The the the table presents an ablation study evaluating the impact of specific architectural components on text-only out-of-domain reasoning tasks. Results show a consistent performance increase as the model integrates memory-guided planning, reflection, and test-time learning mechanisms. The complete framework outperforms all intermediate variants and the baseline across every dataset column. Guiding the planner with memory yields significantly better results than using memory or planning in isolation. Training the planner model through reinforcement learning leads to substantial performance gains over a standard pre-trained planner. The introduction of online test-time learning provides the final substantial improvement, securing the highest accuracy across all benchmarks.

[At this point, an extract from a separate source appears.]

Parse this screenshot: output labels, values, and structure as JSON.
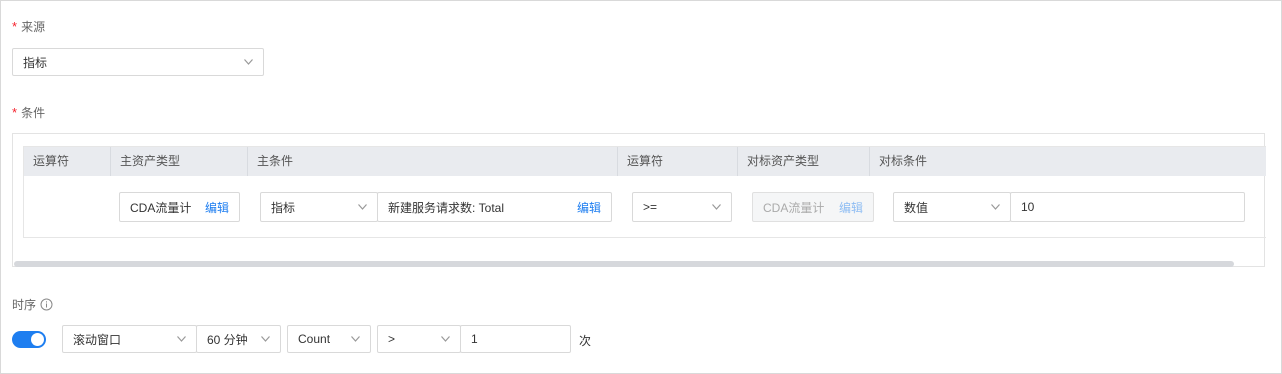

The the the table compares the proposed MIA model against various baselines on text-only out-of-domain datasets including SimpleQA, 2Wiki, HotpotQA, and GAIA. MIA demonstrates superior performance across all metrics, while traditional contextual memory methods often lag behind the no-memory baseline. The results validate the effectiveness of MIA's architecture in handling complex reasoning tasks without degrading performance. MIA consistently outperforms all baseline models including Memento and ExpeL across SimpleQA, 2Wiki, HotpotQA, and GAIA. Contextual memory methods such as RAG and Mem0 generally underperform the no-memory baseline, indicating potential noise introduction. The unsupervised variant of MIA achieves competitive results, closely approaching the performance of the supervised version.
The authors evaluate the proposed MIA framework against diverse baselines across multimodal and text-only out-of-domain datasets, demonstrating superior performance that rivals leading closed-source systems. Ablation studies confirm that integrating memory-guided planning, reinforcement learning, and test-time learning significantly enhances accuracy compared to isolated components or standard pre-trained planners. Notably, traditional contextual memory methods often underperform due to noise, whereas the unsupervised variant achieves competitive results through effective self-evolution.